Wayne-based SkillSurvey Inc. smooths the hiring process
It wasn't too long ago that the housing market was in the basement and unemployment in construction soared, with more than 25 percent unemployed.
It wasn't too long ago that the housing market was in the basement and unemployment in construction soared, with more than 25 percent unemployed.
That's not the story now.
"We're aggressively hiring people around the country," said Jay Lehman, vice president of talent acquisition at Toll Brothers Inc., the Horsham-based home-building company.
The good news is the hiring. The tough part is the necessity to bring candidates on board fast, which means moving quickly through what is often the most daunting part of the hiring process - the reference check.
It's a problem that's working out well for SkillSurvey Inc. The company, based in Wayne, has patented a software method for streamlining reference checks in a way that standardizes the information. It also provides some anonymity to the person giving the reference with the aim of getting more truthful responses.
"The reference becomes more of a true portrayal," said Lehman. He uses the system for every job candidate above the seasonal and temporary level.
For the hiring manager, an accurate reference provides valuable information on a potential employee, but getting that kind of reference is a challenge.
In the 1990s, highly publicized employment lawsuits involving big awards to plaintiffs stemmed from references from former employers, said Ray Bixler, president and chief executive of SkillSurvey.
As a result, he said, many companies, as a policy, did nothing more than confirm employment.
"The value of getting feedback on a reference evaporated overnight," Bixler said.
"There have been studies showing that exaggeration [on resumes] is at an all-time high," Bixler said. "People are desperate because they want work."
Doug LaPasta and Martha Mincer, two human resource professionals and consultants from the Stroudsburg area, developed the company in 2001. Both still retain shares in the company.
In 2006, when the founders wanted a chief executive who would concentrate on marketing and sales, they hired Bixler, formerly a senior vice president at Caliper Corp., the Princeton talent management and hiring assessment company.
The company, which is profitable and privately held, employs 65 in the U.S., plus 40 software developers in India.
Here's how SkillSurvey works: An applicant identifies references - usually five to seven people, and provides e-mail addresses. Some must be supervisors or managers, others can be coworkers.
Through the SkillSurvey software, references receive an e-mail questionnaire asking how the candidate performed based on job requirements. There is also space for comments.
While the employer knows the identity of the references, each of their survey responses are aggregated with others and their verbatim comments are provided without attribution.
"Because [SkillSurvey] is confidential, we have found that [references] are so much more honest. The honesty we are hearing and seeing is helping us make better hiring decisions," said Jean P. Kozicki, recruitment director at Main Line Health System of Hospitals and Health Centers.
"There have been quite a number of people we have not hired because of what we saw on the SkillSurvey results," she said.
"No one seems to feel comfortable saying something negative about an employee or a friend," Kozicki said.
Main Line Health, which runs Lankenau Medical Center and Paoli, Bryn Mawr and Riddle hospitals, uses the survey for health-care professionals, accountants and human resource managers - only doctors are exempted, Kozicki said.

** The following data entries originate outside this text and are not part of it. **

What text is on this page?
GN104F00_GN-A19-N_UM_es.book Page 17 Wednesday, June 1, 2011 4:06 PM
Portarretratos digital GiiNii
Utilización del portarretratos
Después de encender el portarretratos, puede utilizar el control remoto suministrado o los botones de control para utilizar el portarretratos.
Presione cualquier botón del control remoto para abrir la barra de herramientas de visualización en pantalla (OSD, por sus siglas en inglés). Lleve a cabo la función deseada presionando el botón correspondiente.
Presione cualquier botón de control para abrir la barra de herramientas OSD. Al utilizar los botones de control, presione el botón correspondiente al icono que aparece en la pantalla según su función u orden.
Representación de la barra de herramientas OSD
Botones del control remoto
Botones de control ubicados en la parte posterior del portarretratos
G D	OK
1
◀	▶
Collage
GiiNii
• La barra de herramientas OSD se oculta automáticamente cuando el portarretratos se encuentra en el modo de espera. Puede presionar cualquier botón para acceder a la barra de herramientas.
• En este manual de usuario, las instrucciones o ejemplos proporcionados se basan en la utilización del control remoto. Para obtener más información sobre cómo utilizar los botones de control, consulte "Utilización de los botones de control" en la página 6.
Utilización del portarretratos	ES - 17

In the past year, references for more than 1,200 Main Line job candidates were gathered, she said.
SkillSurvey says it is processing references for 50,000 job candidates a month for 1,400 national and international clients.
Through working with clients, SkillSurvey has become more proficient in devising survey questions.

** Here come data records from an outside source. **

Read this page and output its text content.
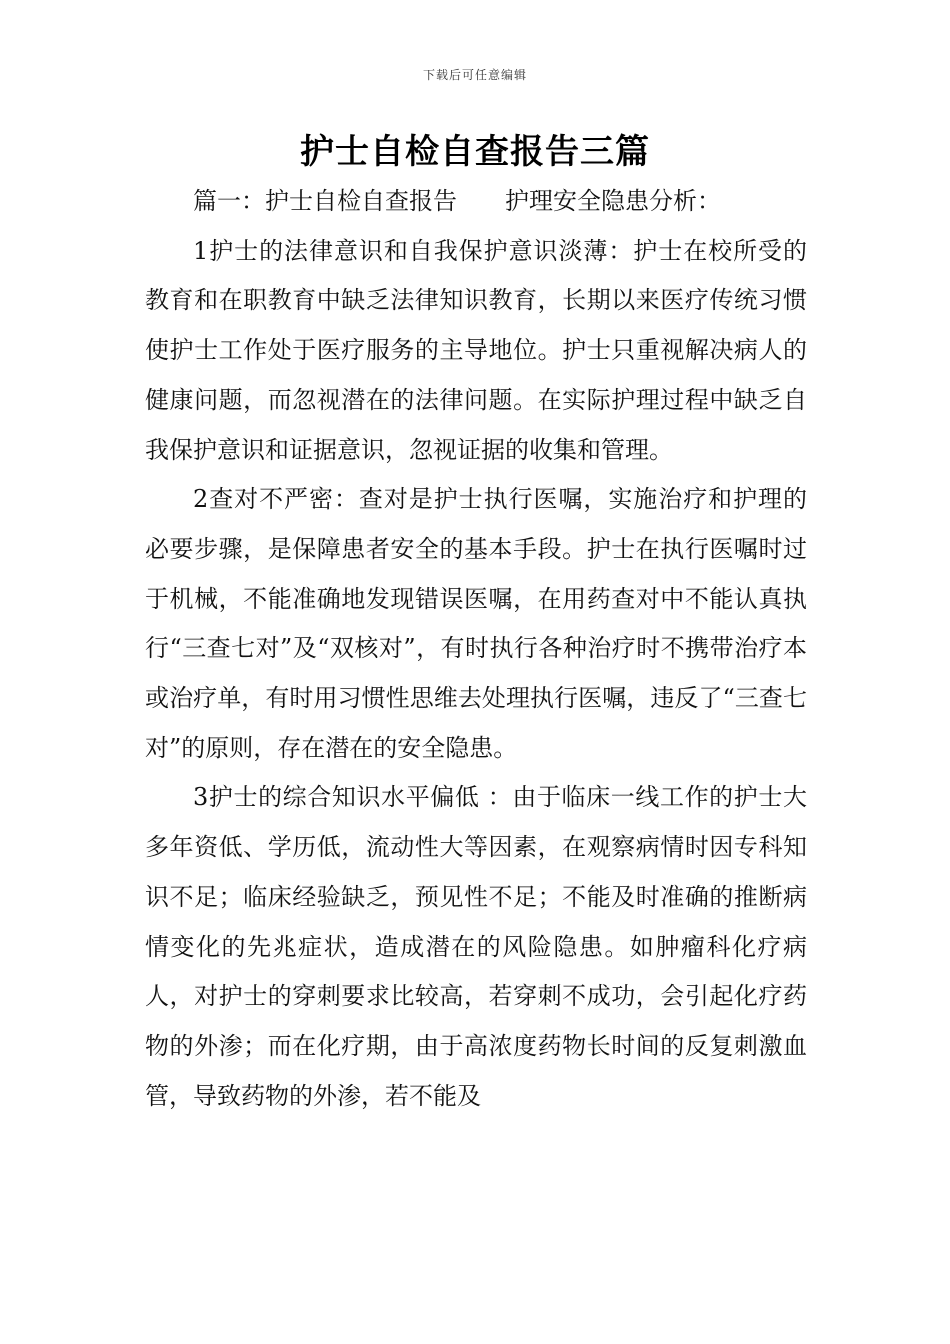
下载后可任意编辑
护士自检自查报告三篇

篇一：护士自检自查报告 护理安全隐患分析：

1护士的法律意识和自我保护意识淡薄：护士在校所受的教育和在职教育中缺乏法律知识教育，长期以来医疗传统习惯使护士工作处于医疗服务的主导地位。护士只重视解决病人的健康问题，而忽视潜在的法律问题。在实际护理过程中缺乏自我保护意识和证据意识，忽视证据的收集和管理。

2查对不严密：查对是护士执行医嘱，实施治疗和护理的必要步骤，是保障患者安全的基本手段。护士在执行医嘱时过于机械，不能准确地发现错误医嘱，在用药查对中不能认真执行“三查七对”及“双核对”，有时执行各种治疗时不携带治疗本或治疗单，有时用习惯性思维去处理执行医嘱，违反了“三查七对”的原则，存在潜在的安全隐患。

3护士的综合知识水平偏低 ：由于临床一线工作的护士大多年资低、学历低，流动性大等因素，在观察病情时因专科知识不足；临床经验缺乏，预见性不足；不能及时准确的推断病情变化的先兆症状，造成潜在的风险隐患。如肿瘤科化疗病人，对护士的穿刺要求比较高，若穿刺不成功，会引起化疗药物的外渗；而在化疗期，由于高浓度药物长时间的反复刺激血管，导致药物的外渗，若不能及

Bixler said the company was trying to work with more clients to determine outcomes - to see how scores on particular questions correlate to turnover.
For example, he said, hospitals' compensation is increasingly tied to patient satisfaction, which is at least partially linked to staff behaviors.
Questions designed to see if nurses, for example, were customer friendly, also indicated turnover, he said. Nurses with low scores on the customer-friendly questions also tended to leave the hospital more quickly - either resigning or being fired.
In April, SkillSurvey introduced questions designed to tease out candidates' safety awareness and behavior for jobs in power, oil, gas and other heavy industry.
"They've developed really good questions," said Lehman, at Toll Brothers. "They can be very technical - if I'm hiring an engineer as opposed to hiring a sales person."